Now, a test concerning the send node is formulated. Because the receive node has to be reached before the corresponding send node, it is sufficient to consider only the shortest paths between the concerned communication nodes. The shortest path between the nodes  $v_1, v_2$  is calculated by  $P_{min}(v_1 \rightarrow v_2) = \{p \mid d(p) < d(p') \forall p, p' \in P(v_1 \rightarrow v_2) \land p \neq p'\}$ .

Based on  $P_{min}$  the paths  $P_S(v_s)$  from all immediately preceding synchronization points to the considered send node  $v_s$  can then be determined by

$$P_{S}(v_{s}) = \{P_{min}(v_{sync} \rightarrow v_{s}) \mid v'_{sync} \notin N(P_{min}(v_{sync} \rightarrow v_{s})) \\ \forall v_{sync}, v'_{sync} \in SP(CDG(v_{s})) \land v_{sync} \neq v'_{sync}\}.$$

Accordingly, the paths  $P_R$  concerning the receive node  $v_r$  can be formulated by using the longest acyclic path  $P_{max}$  instead of the shortest path  $P_{min}$ . Note that the longest acyclic path  $P_{max}$  is calculated only during one iteration of the traversed loops. At each backward edge of a complete traversed loop body, the delay of the loop body is multiplied by the iteration count of the corresponding loop, if statically known. Otherwise the longest path is marked as infinite. The backward edges can easily be determined from the hierarchical schedule. Since, the traversed subgraph is a directed acyclic graph with positive weights, the longest path can be calculated in polynomial time based on the algorithm shown in [15], modified with respect to the above mentioned extensions. Hence, all paths  $P_R(v_r)$  from the preceding synchronization points to the receive node  $v_r$  can be calculated by

$$P_{R}(v_{r}) = \{P_{max}(v_{sync} \rightarrow v_{r}) \mid v'_{sync} \notin N(P_{max}(v_{sync} \rightarrow v_{r})) \\ \forall v_{sync}, v'_{sync} \in SP(CDG(v_{r})) \land v_{sync} \neq v'_{sync}\}.$$

Now we are able to give the definition of a synchronization point and a de-synchronization point.

**Definition 3.** The nodes  $v_s$ ,  $v_r$  of a communication  $C(v_s \rightarrow v_r)$  are called *synchronization points*, if the relation  $v_r$  before  $v_s$ 

 $:= max\{d(p) \mid \forall p \in P_{R}(v_{r})\} \le min\{d(p) \mid \forall p \in P_{S}(v_{s})\}$ is fulfilled. A node v with t(v) = unbounded is called a *de-synchronization point*.

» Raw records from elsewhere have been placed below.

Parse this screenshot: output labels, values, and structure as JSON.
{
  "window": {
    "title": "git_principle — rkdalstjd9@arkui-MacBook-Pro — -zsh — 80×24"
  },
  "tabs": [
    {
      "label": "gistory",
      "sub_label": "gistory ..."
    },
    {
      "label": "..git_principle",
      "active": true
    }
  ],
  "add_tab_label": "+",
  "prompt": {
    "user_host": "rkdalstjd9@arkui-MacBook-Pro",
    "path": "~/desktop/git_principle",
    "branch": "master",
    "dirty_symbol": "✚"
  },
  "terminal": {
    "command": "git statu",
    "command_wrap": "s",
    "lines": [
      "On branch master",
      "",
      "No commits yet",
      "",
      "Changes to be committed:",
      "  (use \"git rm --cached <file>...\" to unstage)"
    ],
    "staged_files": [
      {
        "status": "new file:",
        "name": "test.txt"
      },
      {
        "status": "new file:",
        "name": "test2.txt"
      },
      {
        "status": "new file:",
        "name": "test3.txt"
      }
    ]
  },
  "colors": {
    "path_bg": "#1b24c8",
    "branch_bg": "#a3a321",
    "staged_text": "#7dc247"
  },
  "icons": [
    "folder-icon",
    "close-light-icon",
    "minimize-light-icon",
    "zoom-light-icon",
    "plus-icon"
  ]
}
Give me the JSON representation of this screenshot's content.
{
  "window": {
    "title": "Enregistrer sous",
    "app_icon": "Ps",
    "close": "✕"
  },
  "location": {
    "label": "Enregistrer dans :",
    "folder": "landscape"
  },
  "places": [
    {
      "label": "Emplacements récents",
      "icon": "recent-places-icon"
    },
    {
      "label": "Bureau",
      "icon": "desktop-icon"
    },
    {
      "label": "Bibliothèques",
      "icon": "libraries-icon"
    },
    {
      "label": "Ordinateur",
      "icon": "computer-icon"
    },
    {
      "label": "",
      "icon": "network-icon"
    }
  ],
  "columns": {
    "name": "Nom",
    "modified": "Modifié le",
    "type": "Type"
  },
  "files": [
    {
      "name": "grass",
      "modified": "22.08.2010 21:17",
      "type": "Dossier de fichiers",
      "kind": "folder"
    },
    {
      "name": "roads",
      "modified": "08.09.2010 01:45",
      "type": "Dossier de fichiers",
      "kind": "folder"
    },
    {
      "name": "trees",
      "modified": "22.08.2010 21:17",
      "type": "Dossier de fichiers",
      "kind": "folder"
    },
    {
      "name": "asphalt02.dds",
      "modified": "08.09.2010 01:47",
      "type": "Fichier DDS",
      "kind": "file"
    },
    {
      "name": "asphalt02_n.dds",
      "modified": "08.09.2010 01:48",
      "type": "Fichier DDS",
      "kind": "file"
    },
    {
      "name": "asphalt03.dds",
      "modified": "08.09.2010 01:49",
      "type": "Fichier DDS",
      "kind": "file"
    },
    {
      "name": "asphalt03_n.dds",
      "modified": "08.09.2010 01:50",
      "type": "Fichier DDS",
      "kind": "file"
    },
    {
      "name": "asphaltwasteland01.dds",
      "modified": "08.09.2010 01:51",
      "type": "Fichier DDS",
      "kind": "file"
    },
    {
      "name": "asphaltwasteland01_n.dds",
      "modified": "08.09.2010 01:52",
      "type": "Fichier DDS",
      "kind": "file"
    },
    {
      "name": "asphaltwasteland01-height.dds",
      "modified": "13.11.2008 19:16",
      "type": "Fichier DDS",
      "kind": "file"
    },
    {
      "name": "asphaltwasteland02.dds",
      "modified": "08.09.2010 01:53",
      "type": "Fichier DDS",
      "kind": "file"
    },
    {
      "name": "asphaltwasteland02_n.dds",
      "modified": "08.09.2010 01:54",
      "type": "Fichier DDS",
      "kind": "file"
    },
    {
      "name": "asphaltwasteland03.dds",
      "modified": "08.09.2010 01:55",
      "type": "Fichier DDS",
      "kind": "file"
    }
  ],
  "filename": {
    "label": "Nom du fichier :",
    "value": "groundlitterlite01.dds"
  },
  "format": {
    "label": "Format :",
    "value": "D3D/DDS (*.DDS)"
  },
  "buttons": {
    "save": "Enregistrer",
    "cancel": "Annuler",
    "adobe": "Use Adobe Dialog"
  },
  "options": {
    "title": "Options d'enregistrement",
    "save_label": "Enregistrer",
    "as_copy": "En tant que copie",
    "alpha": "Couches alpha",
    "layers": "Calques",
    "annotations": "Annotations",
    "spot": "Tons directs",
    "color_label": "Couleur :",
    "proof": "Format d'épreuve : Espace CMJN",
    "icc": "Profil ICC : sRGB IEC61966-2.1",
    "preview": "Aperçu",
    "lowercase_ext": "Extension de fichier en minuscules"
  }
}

The definition of a synchronization point strongly influences the construction as well as the analysis of the communication dependency graph. However, it gives only a criteria for verifying synchronization points and not a technique for determining synchronization points. In Section 4 an algorithm is presented which calculates all synchronization points with respect to the previous definition.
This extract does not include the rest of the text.